Last month, Wazir issued a decree ordering the dissolution of the Association for Human Rights Legal Aid (AHRLA). A bewildered public didn’t know what to believe, especially after independent daily Al-Masry Al-Youm ran a report saying that the justification for the closure was the misappropriation of funds. A week later, the state-owned daily Al-Akhbar told a different story, reporting that the decree was issued based on the lack of a permit from the Ministry of Social Solidarity, which would allow AHRLA to receive funding from international donor agencies.
The association’s members and staff have since announced the creation of the Human Rights Legal Aid Group and issued a statement saying that they had been expecting the dissolution decree not only because of “the governing state’s corruption,” but because AHRLA had been an advocate for the man on the street since its inception.

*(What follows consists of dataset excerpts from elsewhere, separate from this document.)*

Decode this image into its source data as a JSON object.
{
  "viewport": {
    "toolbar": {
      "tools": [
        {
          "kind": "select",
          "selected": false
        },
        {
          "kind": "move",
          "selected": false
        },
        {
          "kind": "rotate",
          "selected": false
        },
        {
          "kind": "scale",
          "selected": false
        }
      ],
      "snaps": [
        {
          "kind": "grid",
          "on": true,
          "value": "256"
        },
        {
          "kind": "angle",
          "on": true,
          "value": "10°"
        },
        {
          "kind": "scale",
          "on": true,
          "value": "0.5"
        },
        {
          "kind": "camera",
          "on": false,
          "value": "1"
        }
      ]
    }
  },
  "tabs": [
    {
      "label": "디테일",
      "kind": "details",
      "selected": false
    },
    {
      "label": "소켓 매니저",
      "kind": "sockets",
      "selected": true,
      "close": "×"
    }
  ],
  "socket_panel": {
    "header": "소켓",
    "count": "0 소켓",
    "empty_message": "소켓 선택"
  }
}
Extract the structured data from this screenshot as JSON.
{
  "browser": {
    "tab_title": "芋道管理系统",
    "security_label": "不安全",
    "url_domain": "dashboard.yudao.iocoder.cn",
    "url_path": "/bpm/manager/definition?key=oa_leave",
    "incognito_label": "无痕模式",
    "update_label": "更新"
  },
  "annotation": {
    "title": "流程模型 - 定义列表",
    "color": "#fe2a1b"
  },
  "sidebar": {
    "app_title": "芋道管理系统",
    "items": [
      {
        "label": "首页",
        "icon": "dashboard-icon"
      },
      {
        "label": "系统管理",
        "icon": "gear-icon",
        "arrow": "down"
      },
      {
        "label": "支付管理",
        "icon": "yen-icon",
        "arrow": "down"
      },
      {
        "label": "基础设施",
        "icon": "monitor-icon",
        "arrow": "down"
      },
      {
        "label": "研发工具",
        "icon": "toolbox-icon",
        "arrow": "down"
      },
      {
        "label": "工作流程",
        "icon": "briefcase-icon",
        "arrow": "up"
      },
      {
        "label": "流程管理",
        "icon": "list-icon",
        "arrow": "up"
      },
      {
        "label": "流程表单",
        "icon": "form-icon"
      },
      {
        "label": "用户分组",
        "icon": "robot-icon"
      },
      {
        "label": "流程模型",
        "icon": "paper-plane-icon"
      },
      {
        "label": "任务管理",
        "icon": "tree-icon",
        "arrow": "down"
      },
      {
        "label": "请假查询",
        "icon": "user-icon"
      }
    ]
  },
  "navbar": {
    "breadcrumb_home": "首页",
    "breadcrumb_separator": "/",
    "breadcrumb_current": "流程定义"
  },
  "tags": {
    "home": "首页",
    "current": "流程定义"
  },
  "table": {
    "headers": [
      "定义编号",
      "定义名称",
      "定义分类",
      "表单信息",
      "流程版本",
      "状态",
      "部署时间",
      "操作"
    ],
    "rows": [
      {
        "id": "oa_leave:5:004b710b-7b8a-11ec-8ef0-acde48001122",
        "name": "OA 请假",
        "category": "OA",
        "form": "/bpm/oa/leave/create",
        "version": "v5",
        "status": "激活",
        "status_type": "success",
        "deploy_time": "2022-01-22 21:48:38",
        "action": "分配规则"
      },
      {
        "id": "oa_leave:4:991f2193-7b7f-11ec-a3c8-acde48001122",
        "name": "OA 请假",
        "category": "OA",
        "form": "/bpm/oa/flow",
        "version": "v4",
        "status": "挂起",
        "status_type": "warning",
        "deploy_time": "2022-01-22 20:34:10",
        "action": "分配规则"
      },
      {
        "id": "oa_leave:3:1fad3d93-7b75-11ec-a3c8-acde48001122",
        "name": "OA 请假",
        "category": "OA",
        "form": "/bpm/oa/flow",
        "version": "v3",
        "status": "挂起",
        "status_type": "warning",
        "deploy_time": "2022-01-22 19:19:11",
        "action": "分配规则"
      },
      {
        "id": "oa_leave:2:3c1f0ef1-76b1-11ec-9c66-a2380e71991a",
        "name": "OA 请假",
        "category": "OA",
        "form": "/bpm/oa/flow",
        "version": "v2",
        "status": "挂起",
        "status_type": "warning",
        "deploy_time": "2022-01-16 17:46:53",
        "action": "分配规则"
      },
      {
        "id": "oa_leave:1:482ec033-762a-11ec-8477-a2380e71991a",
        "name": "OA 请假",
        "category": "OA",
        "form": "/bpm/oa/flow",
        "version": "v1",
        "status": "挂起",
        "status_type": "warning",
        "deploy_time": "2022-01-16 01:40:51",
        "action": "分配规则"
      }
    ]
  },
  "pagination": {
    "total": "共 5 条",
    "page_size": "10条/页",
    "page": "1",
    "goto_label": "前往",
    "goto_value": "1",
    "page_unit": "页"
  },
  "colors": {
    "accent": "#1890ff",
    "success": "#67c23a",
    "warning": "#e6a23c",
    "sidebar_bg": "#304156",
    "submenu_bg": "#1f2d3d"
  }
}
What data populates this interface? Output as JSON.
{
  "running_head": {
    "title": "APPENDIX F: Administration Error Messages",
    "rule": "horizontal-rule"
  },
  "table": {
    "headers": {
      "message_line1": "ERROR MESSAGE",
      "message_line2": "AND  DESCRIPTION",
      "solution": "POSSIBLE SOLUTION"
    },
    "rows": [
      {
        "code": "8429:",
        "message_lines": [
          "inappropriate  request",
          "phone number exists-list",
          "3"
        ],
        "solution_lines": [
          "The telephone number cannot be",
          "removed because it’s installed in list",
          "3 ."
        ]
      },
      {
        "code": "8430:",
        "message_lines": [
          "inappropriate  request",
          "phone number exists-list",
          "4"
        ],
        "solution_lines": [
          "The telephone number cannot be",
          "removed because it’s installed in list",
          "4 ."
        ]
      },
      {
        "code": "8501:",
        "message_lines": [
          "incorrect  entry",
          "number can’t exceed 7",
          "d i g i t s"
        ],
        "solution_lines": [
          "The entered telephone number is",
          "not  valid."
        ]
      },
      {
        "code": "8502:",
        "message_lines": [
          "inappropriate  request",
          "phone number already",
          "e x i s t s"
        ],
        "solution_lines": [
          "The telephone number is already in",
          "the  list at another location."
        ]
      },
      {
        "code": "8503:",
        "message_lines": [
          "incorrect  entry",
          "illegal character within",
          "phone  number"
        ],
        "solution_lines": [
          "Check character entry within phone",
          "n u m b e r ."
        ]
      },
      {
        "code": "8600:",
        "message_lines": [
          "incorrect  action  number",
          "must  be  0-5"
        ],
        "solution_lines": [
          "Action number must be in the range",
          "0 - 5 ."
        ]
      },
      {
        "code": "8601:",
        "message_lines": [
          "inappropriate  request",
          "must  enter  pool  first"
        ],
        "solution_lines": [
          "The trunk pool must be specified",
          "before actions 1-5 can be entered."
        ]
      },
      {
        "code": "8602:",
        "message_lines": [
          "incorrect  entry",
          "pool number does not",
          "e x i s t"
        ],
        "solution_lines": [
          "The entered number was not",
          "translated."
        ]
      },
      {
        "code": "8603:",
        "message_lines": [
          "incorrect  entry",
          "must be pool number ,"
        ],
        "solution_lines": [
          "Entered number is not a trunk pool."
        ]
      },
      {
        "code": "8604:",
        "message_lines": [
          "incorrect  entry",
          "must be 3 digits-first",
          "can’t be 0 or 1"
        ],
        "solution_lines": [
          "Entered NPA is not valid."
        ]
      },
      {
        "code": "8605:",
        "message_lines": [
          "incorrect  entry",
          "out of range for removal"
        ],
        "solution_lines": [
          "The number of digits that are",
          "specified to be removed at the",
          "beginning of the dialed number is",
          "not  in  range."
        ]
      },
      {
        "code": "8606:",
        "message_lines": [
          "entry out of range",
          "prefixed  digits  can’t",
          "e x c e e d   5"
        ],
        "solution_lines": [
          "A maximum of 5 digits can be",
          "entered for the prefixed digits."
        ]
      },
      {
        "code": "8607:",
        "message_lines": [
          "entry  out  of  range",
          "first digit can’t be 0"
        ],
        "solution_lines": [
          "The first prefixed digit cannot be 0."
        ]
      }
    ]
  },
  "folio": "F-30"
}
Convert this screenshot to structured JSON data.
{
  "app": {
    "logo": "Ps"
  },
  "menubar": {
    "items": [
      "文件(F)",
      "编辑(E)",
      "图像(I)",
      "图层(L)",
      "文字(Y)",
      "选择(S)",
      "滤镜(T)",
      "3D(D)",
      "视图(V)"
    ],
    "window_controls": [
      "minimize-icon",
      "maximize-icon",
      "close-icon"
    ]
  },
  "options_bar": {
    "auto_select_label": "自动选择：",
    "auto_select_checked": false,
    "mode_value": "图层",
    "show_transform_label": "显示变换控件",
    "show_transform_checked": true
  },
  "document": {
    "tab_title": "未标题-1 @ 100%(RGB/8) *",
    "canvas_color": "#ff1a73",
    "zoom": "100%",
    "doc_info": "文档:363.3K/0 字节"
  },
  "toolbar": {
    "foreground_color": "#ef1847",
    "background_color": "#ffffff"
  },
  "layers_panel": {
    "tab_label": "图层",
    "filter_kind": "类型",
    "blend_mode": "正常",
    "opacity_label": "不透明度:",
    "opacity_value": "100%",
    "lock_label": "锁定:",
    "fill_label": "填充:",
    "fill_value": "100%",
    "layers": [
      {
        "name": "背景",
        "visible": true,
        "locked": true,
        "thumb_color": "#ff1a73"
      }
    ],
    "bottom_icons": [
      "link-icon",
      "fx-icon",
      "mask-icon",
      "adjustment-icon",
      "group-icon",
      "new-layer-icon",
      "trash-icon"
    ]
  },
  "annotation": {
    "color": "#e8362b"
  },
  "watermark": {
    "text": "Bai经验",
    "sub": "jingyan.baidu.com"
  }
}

The group’s members declared they would not stop providing legal aid to victims of human rights violations and would appeal the governor’s decision before the Administrative Court. They demanded that the NGO’s financial ledgers be referred to the Central Auditing Authority, because, according to them, “the arguments used to justify this decision are only pretexts and absurd justifications. The association did not commit any violations necessitating its dissolution.”
With four offices and more than 30 employees, AHRLA was one of the first NGOs to speak out against torture in Egypt and to publish torture victims’ firsthand accounts. Prior to their closure, AHRLA had been involved in the first lawsuit alleging a serving State Security officer had engaged in torture.
The case ended in his acquittal in early September.